WWD: You have made seven acquisitions in under two years. Why has Cart.com pursued a strategy of buying companies that offer specific capabilities or resources rather than building those capabilities or infrastructure in-house?

O.T.:  If a brand comes to us with a specific pain point, we have to have a great product in that area that solves the brand’s problem. That means our business needs to be highly modular. However, we realized very early that it would be nearly impossible for us to build every single product ourselves. There wasn’t enough time and capital and there’s always execution risk when building in-house.

We decided instead to go out on behalf of brands and put together a fully integrated and interoperated tech stack by strategically acquiring certain capabilities that we couldn’t build as quickly or as expertly ourselves. Our M&A strategy has enabled us to be both modular and great. And now, if we partner with a brand to solve one or two issues, we can grow our relationship with them over time to fulfill all of their e-commerce needs.

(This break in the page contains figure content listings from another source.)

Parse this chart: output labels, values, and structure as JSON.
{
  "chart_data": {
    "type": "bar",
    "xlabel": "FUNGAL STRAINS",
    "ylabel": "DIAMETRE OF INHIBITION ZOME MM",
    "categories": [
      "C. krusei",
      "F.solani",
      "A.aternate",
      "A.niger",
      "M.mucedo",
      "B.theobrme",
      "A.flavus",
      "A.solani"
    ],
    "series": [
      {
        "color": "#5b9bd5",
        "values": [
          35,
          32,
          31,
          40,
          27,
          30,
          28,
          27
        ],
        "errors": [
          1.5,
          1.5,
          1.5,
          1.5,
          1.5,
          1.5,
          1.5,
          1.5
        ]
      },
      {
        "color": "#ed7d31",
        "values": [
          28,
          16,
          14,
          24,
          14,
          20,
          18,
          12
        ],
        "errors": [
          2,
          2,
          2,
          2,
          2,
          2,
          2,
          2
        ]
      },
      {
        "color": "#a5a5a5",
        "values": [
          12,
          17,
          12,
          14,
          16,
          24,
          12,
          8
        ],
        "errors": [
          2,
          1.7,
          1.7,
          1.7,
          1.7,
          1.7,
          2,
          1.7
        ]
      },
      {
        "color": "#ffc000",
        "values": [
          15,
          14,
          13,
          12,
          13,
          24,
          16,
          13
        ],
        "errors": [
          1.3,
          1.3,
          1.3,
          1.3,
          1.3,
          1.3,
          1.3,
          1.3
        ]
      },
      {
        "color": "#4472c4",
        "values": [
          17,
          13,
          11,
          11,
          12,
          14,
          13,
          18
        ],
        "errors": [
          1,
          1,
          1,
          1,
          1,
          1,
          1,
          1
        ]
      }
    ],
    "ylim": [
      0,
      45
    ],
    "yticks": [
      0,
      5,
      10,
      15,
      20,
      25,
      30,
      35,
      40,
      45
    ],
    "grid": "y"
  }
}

WWD: Regarding fulfillment specifically, how is Cart.com helping its brand partners keep up with consumer demand for fast and efficient delivery?

O.T.:  We’ve invested heavily in millions of square feet of fulfillment space across the U.S. and our scale enables our brand partners to position inventory closer to their end customers and speed their deliveries. Brands we work with can provide one-day ground delivery across almost the entire U.S. and one- or two-day ground delivery to more than 90 percent of U.S. consumers, thanks to our network of facilities. That means smaller and midsized brands can compete effectively on fast delivery with the biggest retailers.

And it’s not just speed, but efficiency. Our brand network has billions of products shipping through our facilities, which means we enjoy scale advantages with FedEx, DHL and other shippers — savings that we then pass on to our brand partners.

WWD: What are some of the brands Cart.com has partnered with and what were the outcomes?

O.T.: American clothing brand Rowing Blazers partnered with Cart.com ahead of the 2020 holiday peak season to rapidly scale its fulfillment operations. The brand was shipping from its storefront in Soho and the marketing strategy in place leveraged celebrity partners around the globe, who often needed Rowing Blazers items shipped to them overnight for events. Cart.com’s 3PL capabilities enabled Rowing Blazers to increase orders shipped by nearly 43 percent in a single year and ensure that customers received the best possible delivery experience.

We worked with beauty brand bareMinerals to conduct a marketing and advertising audit and then implemented new marketing data capture, tracking and measurement tools and ad tech tools infrastructure to drive growth in the brand’s media efficiency ratio (MER). The result was $10 million in media cost efficiencies in the first year, resulting in a 40 percent increase in the MER. In addition, Cart.com worked with the brand to map the bareMinerals customer journey and then optimize and diversify brand creative assets to address unique audience segments, resulting in a 6.5 times increase in digital consumer engagement.